What is Apocrine Gland Adenocarcinoma of the Anal Sac?
Anal Gland Adenocarcinoma is a cancer of the apocrine gland, located inside of the anal sac. Canine anal glands are scent glands that produce an oily secretion. They are found on either side of the dog’s anus between the internal and external sphincter. These tumors tend to be locally invasive and can metastasize early. However, this cancer is associated with a prolonged clinical course. Breeds more commonly affected include English Cocker Spaniels, Cavalier King Charles Spaniels, German Shepherds and English Springer Spaniels. Both genders of dogs are equally affected. The cause of this tumor is unknown.
What are the Clinical Signs?
Many dogs with this tumor have no sign of disease until the tumor is very large. Clinical signs reported include straining to urinate or defecate, pain on defecation, blood in the stool and changes in stool size. The only clinical sign in many instances is a swelling of the area around the anus called the perineum. Hypercalcemia (elevated blood calcium) occurs in approximately 25% of cases and if present is associated with the following clinical signs – lethargy, hind limb weakness, increased urination and increased thirst.
How is it Diagnosed?
Many times, anal gland tumors are picked up incidentally on physical examination performed at your dog’s annual or semi-annual veterinary visit. When your veterinarian finds a mass in your dog’s anal gland it is important to differentiate it from infection or inflammation. A definitive diagnosis can be made with a fine needle aspirate or biopsy of the tumor. To determine if and where the disease has spread, staging is recommended. This includes blood work (CBC/Chemistry Profile), thoracic radiographs and an abdominal ultrasound. A CT scan or MRI of the abdomen may yield a more complete picture of disease spread. Lameness or bone pain should be further evaluated with imaging. This disease is often associated with hypercalcemia (elevations in blood calcium level) that can cause permanent damage to the kidneys and other vital organs, impacting your pet’s quality of life.
What is the Treatment?
Treatment options presented will depend on the results of the staging tests. Options may include surgery, radiation, and/or chemotherapy. The best long-term outcomes have been afforded to dogs that receive multi-modal therapy (surgery, radiation and/or chemotherapy).
- Surgery: Removing the primary tumor often is the first step in treating this disease. The hope is that in removing the primary tumor in the anal sac and, if involved, the intra-abdominal regional lymph node(s), survival time and quality of life will be significantly improved. Surgery to remove the lymph nodes may be difficult and is associated with an increased chance of bleeding perioperatively. Unfortunately, in many instances the primary tumor is not found until it is very large, making surgery not feasible.
- Radiation: Radiation therapy is often discussed as adjuvant therapy after surgery to prevent or delay tumor recurrence or as a primary way to control your pet’s local disease if he/she is not a surgical candidate. Due to the location of the tumor, aggressive surgery with wide margins is not possible in many circumstances, leaving behind microscopic disease. Definitive radiation (15-17 treatments) is recommended post-operatively and targets residual cancer cells in the hope of decreasing the chance of local recurrence. On the other hand, the use of palliative radiation (5-6 treatments) may stabilize a non-resectable mass and decrease clinical signs associated with the tumor’s size for a period of time.

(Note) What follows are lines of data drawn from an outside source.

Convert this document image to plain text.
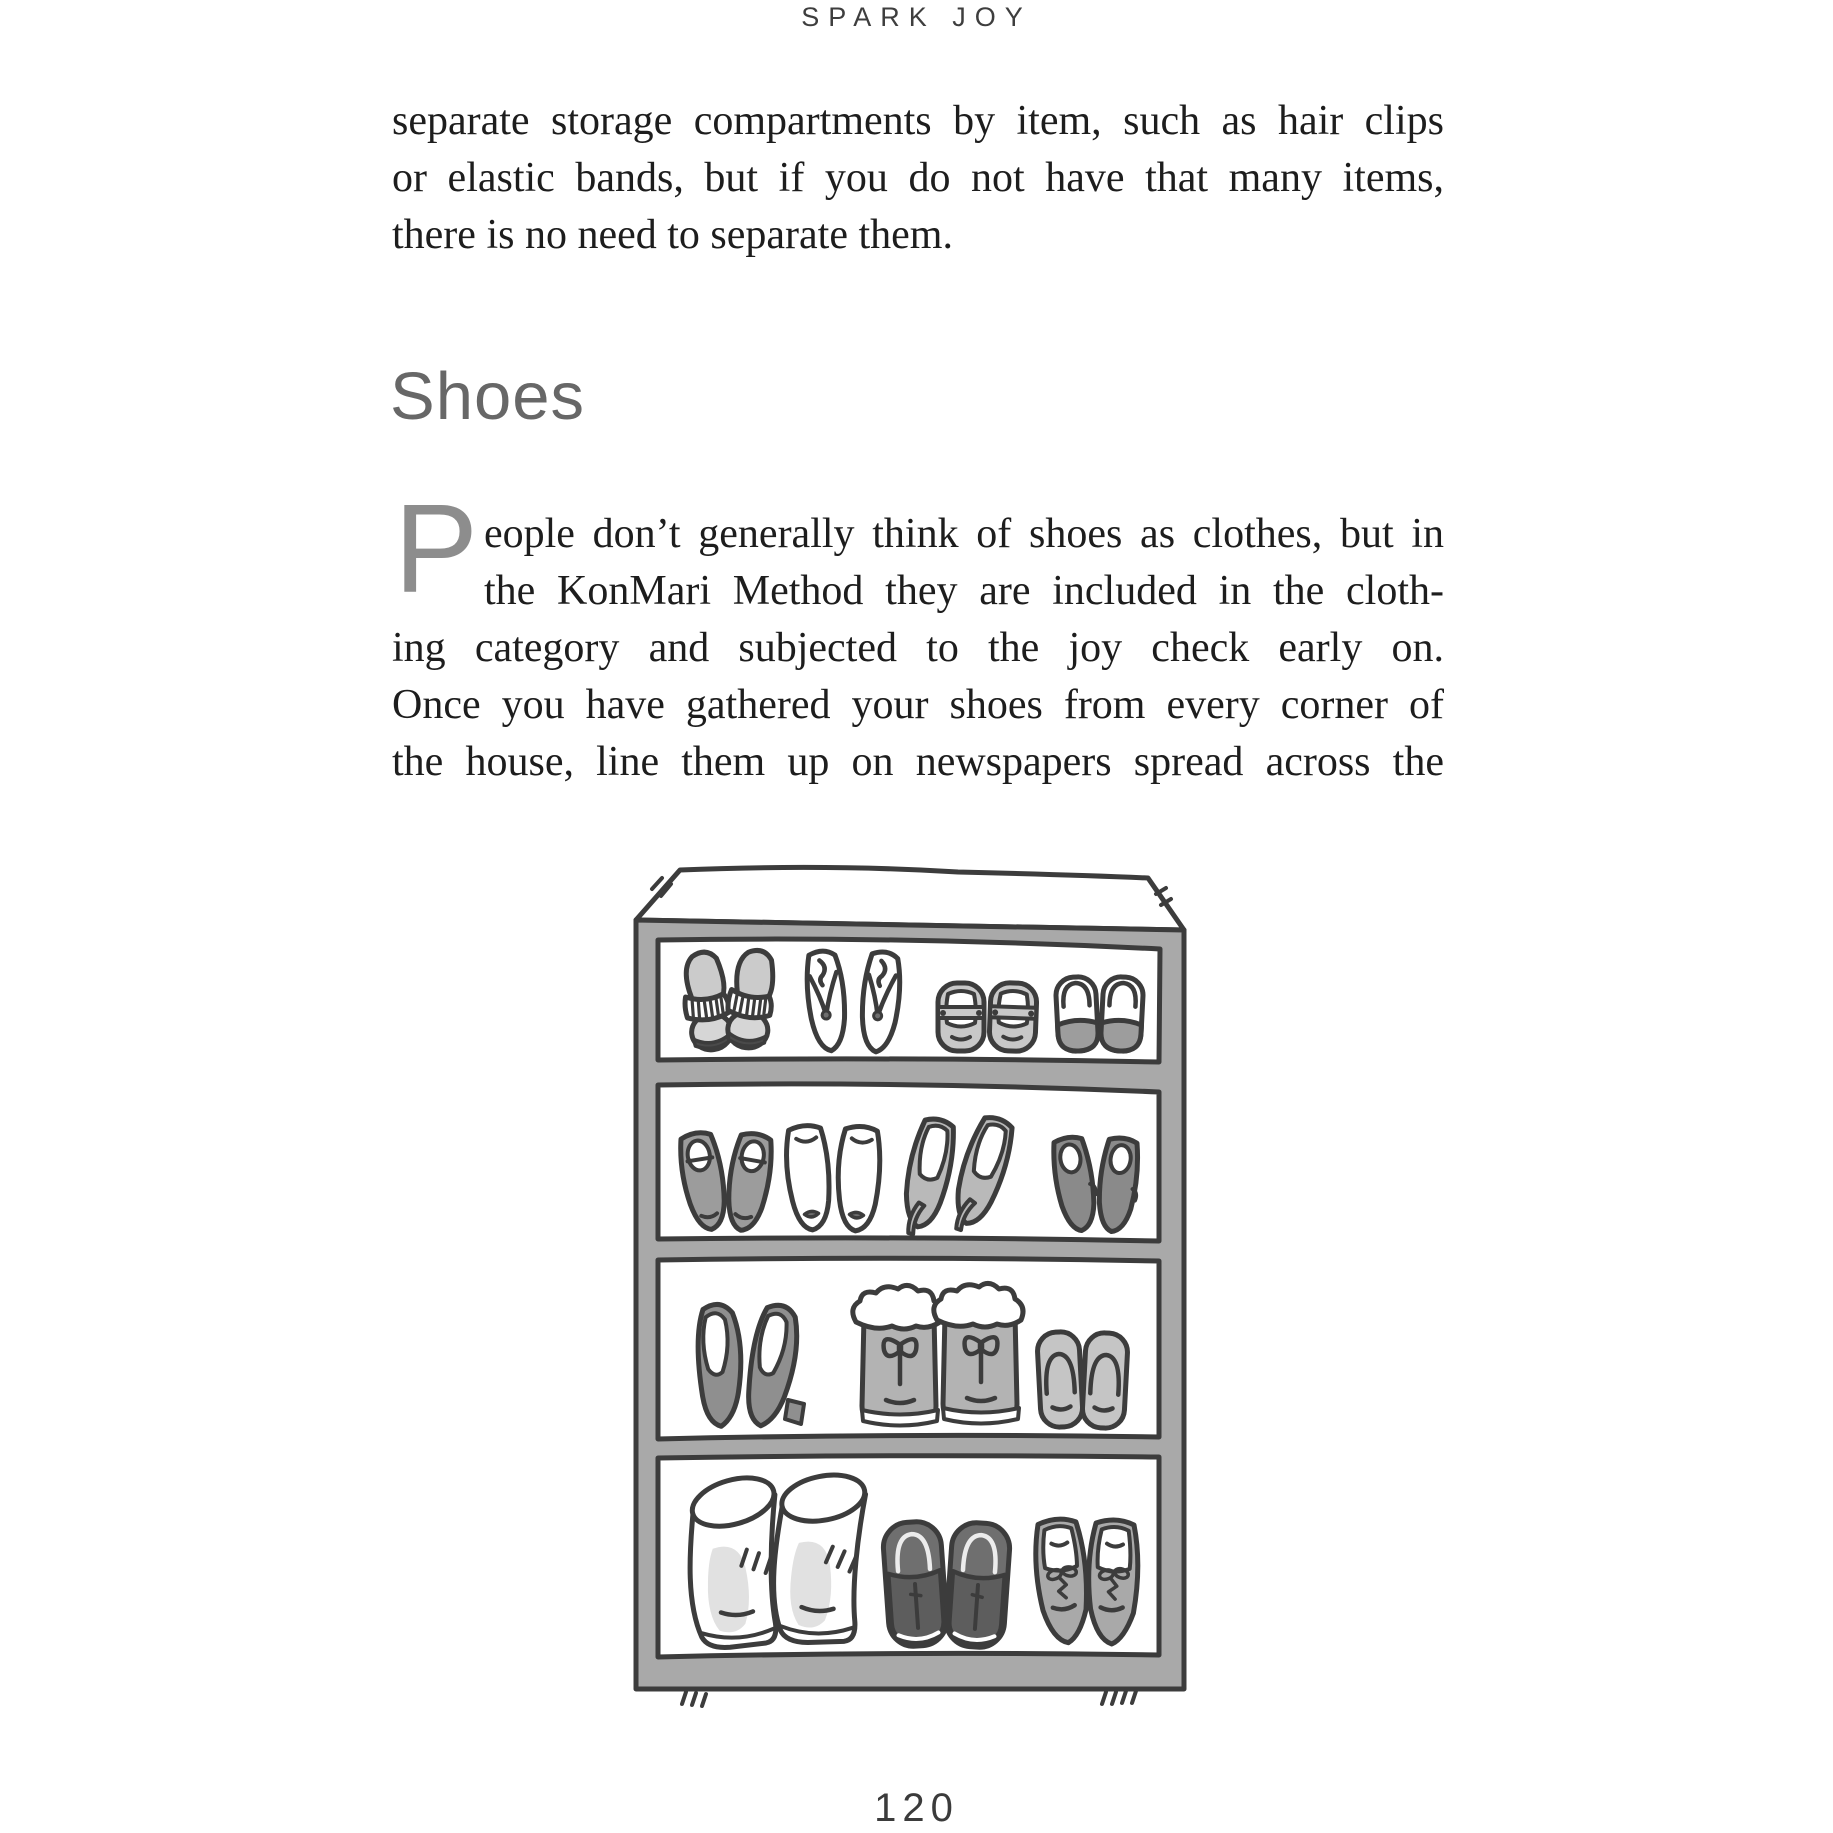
SPARK JOY
separate storage compartments by item, such as hair clips
or elastic bands, but if you do not have that many items,
there is no need to separate them.
Shoes
P eople don’t generally think of shoes as clothes, but in
the KonMari Method they are included in the cloth-
ing category and subjected to the joy check early on.
Once you have gathered your shoes from every corner of
the house, line them up on newspapers spread across the
120
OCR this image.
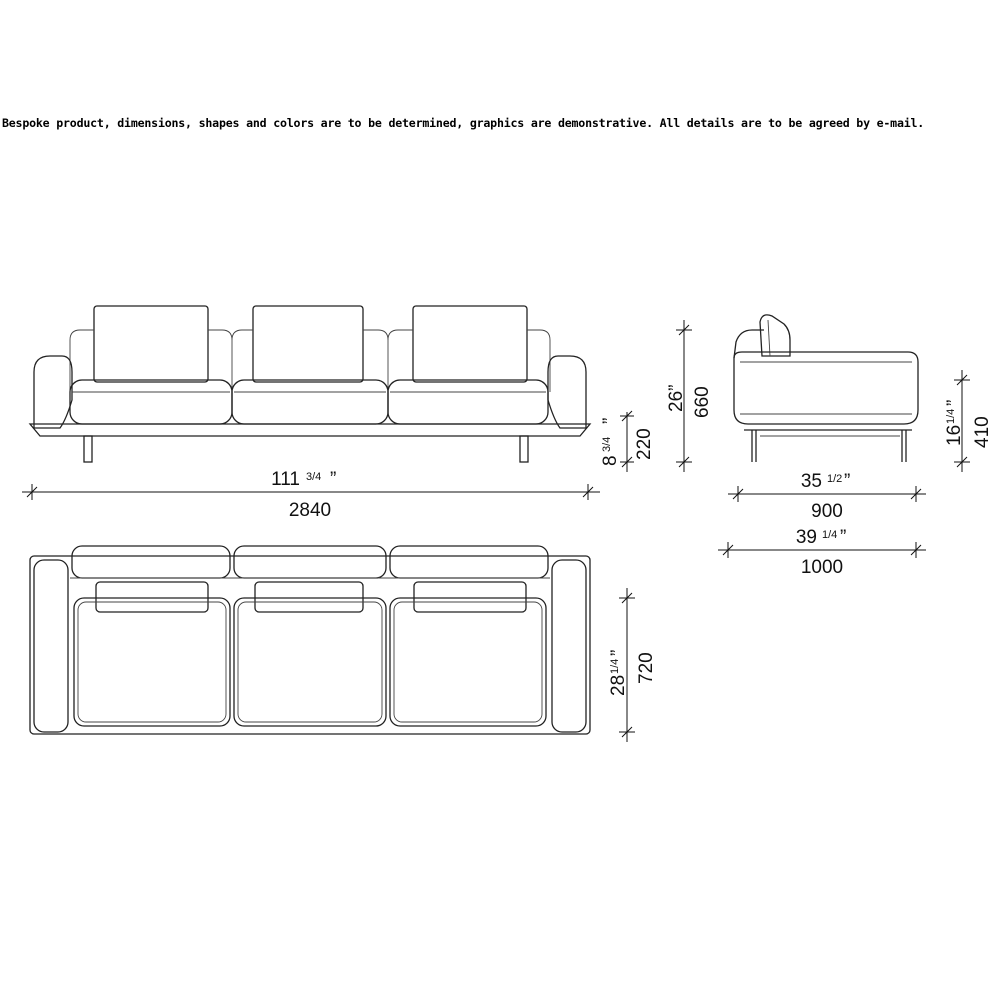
Bespoke product, dimensions, shapes and colors are to be determined, graphics are demonstrative. All details are to be agreed by e-mail.
111 3/4 ”
2840
8
3/4
”
220
26” 660
16
1/4
”
410
35 1/2 ”
900
39 1/4 ”
1000
28
1/4
” 720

- Chemotherapy: Systemic treatment with chemotherapy is warranted with this cancer due to the propensity to spread to distant sites (ie local lymph nodes, lungs, liver, spleen and bone). The goal of chemotherapy is to decrease the risk of disease spread and/or stabilize current spread. Drugs often used include mitoxantrone, doxorubicin and carboplatin.
What is the Prognosis?
Prognosis depends on many factors. There are four clinical stages that have prognostic importance. The staging system is based on the primary tumor’s size, presence and size of the regional (sublumbar lymph nodes) metastasis and the presence of distant metastasis. Overall, the average survival time reported in the literature for dogs with all stages of anal gland adenocarcinoma is approximately 15-18 months. Dogs with a small tumor and no distant or regional spread can expect to live years with treatment. However, as the size of the tumor increases and with evidence of regional or distant spread, the average survival time decreases. Those patients that are amenable to surgery, radiation and/or chemotherapy appear to have the longest overall survival. Patients that undergo therapy directed at palliation, including palliative radiation and chemotherapy can see an improvement in clinical signs for as long as one year.